Le même jour, la société A décide de revendiquer les biens objets des factures précitées, entre les mains du liquidateur judiciaire de la société S, ces derniers étant grevés d’une clause de réserve de propriété.
Faute de retour du liquidateur judiciaire de la société S, la société A se trouve contrainte de saisir, par requête datée du 11 février 2015, le juge-commissaire, aux fins de se voir restituer lesdits matériels.
A cet égard, il convient de rappeler qu’en matière de revendication, et conformément aux dispositions des articles L.624-9, L.624-17 et R.624-13 du Code de commerce, le créancier revendiquant est tenu de respecter un certain nombre de délais, à savoir :
- S’agissant de la revendication entre les mains du liquidateur judiciaire, étant précisé qu’en cas de sauvegarde ou de redressement judiciaire, cette demande est effectuée auprès de l’administrateur judiciaire, ou à défaut auprès du débiteur avec copie au mandataire judiciaire, la demande doit être adressée dans un délai de 3 mois à compter de la publication du jugement d’ouverture au BODACC, par lettre recommandée avec accusé de réception ;
- A la réception de cette demande, transmise impérativement par voie de recommandé avec accusé de réception, le destinataire de la demande en revendication dispose d’un délai d’un mois pour se prononcer ;
- A défaut de réponse du destinataire de la demande en revendication dans ce délai d’un mois, un nouveau délai d’un mois s’ouvre, au cours duquel le créancier revendiquant est fondé à saisir le juge-commissaire par voie de requête. A défaut de saisine dans ce dernier délai, le créancier revendiquant est forclos.
En l’occurrence, ces délais avaient été respectés par la société A, rendant ainsi sa requête, en la forme, recevable.
Il convient de noter que parallèlement à cette saisine, la société A prend l’initiative de solliciter, de nouveau, le liquidateur judiciaire, par courrier recommandé avec accusé de réception réceptionné le 9 mars 2015, et ce afin qu’il indique sa position concernant la demande en revendication précitée.
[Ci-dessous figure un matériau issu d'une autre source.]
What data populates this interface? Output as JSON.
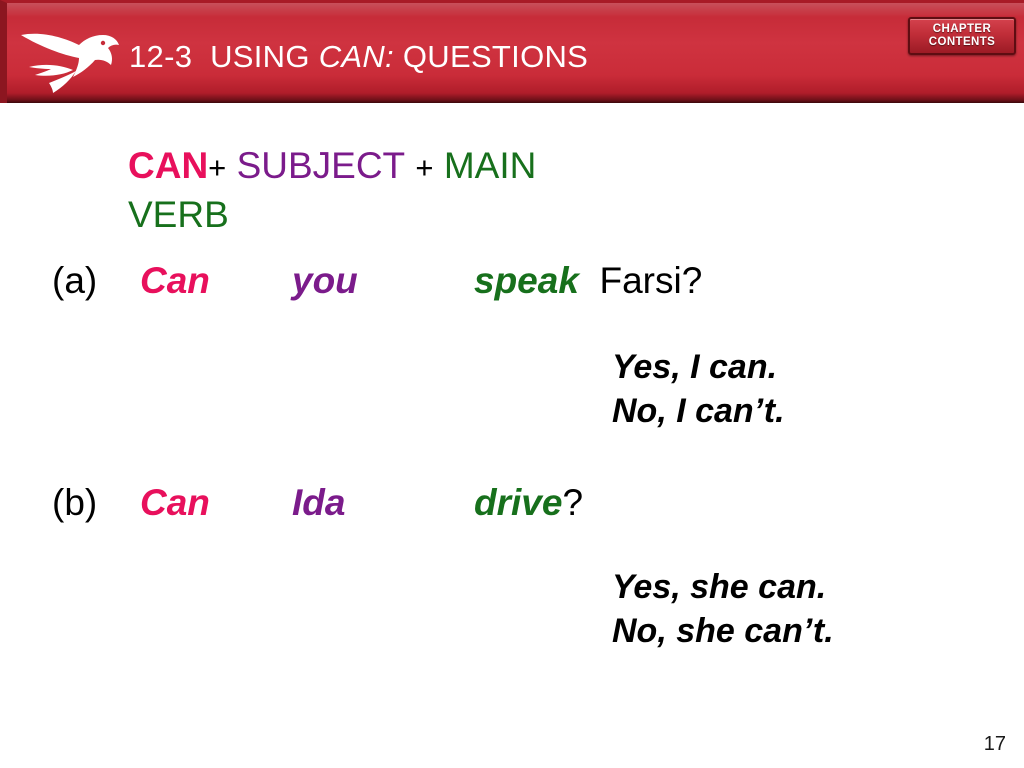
{
  "header": {
    "logo_icon": "swallow-bird-icon",
    "unit_number": "12-3",
    "title_pre": "USING",
    "title_italic": "CAN:",
    "title_post": "QUESTIONS",
    "chapter_button_line1": "CHAPTER",
    "chapter_button_line2": "CONTENTS",
    "banner_color": "#c62b38",
    "banner_edge_color": "#3b070c"
  },
  "formula": {
    "modal": "CAN",
    "plus1": "+",
    "subject": "SUBJECT",
    "plus2": "+",
    "main_verb": "MAIN VERB",
    "modal_color": "#e8105c",
    "subject_color": "#7b1b8b",
    "verb_color": "#17701c"
  },
  "examples": [
    {
      "label": "(a)",
      "modal": "Can",
      "subject": "you",
      "verb": "speak",
      "rest": "Farsi?",
      "answers": [
        "Yes, I can.",
        "No, I can’t."
      ]
    },
    {
      "label": "(b)",
      "modal": "Can",
      "subject": "Ida",
      "verb": "drive",
      "rest": "?",
      "answers": [
        "Yes, she can.",
        "No, she can’t."
      ]
    }
  ],
  "footer": {
    "page_number": "17"
  }
}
En vain.
Par ordonnance du 4 mars 2015, le juge-commissaire autorise la vente aux enchères publiques des biens de la société S.
Le liquidateur judiciaire prend alors l’initiative de faire procéder à la vente aux enchères desdits biens les 15 et 16 avril 2015, ce qui lui permet de recouvrer une somme de 827.050 €.
Par ordonnance du 18 juin 2015, le juge-commissaire statue favorablement sur la requête en revendication de la société A, et l’autorise à se voir restituer les biens revendiqués, sous réserve de leur existence en nature au jour du jugement d’ouverture.
A cet égard, il convient de rappeler que, conformément aux dispositions de l’article L.624-16 du Code de commerce, seuls les biens qui se retrouvent en nature au jour du jugement d’ouverture, peuvent être revendiqués en nature.
La preuve de la présence en nature du bien revendiqué au jour du jugement d’ouverture pèse sur le créancier revendiquant. Toutefois, la charge de cette preuve est renversée, et pèse sur le liquidateur judiciaire, lorsque l’inventaire est incomplet, sommaire ou inexploitable (Cass. com., 25 octobre 2017, n°16-22.083).
En l’occurrence, la société A, jusqu’alors non informée de la vente aux enchères publiques précitée, décide de solliciter le liquidateur judiciaire afin que ce dernier lui restitue les biens revendiqués, ou à défaut, lui restitue leur prix.
Faute de retour du liquidateur judiciaire et estimant avoir subi un préjudice du fait de la vente des biens revendiqués à son insu, la société A décide de l’assigner aux fins de voir réparer son préjudice qu’elle évalue à la somme de 71.360,36 €.
Par un jugement rendu le 27 septembre 2017, la juridiction saisie fait droit à cette demande, estimant la responsabilité du liquidateur judiciaire engagée en raison de la vente des biens revendiqués alors même qu’il était informé de la revendication de la société A.
Toutefois, la juridiction de 1ère instance limite le montant du préjudice à la somme de 3.750 €, ce qui conduit la société A à interjeter appel.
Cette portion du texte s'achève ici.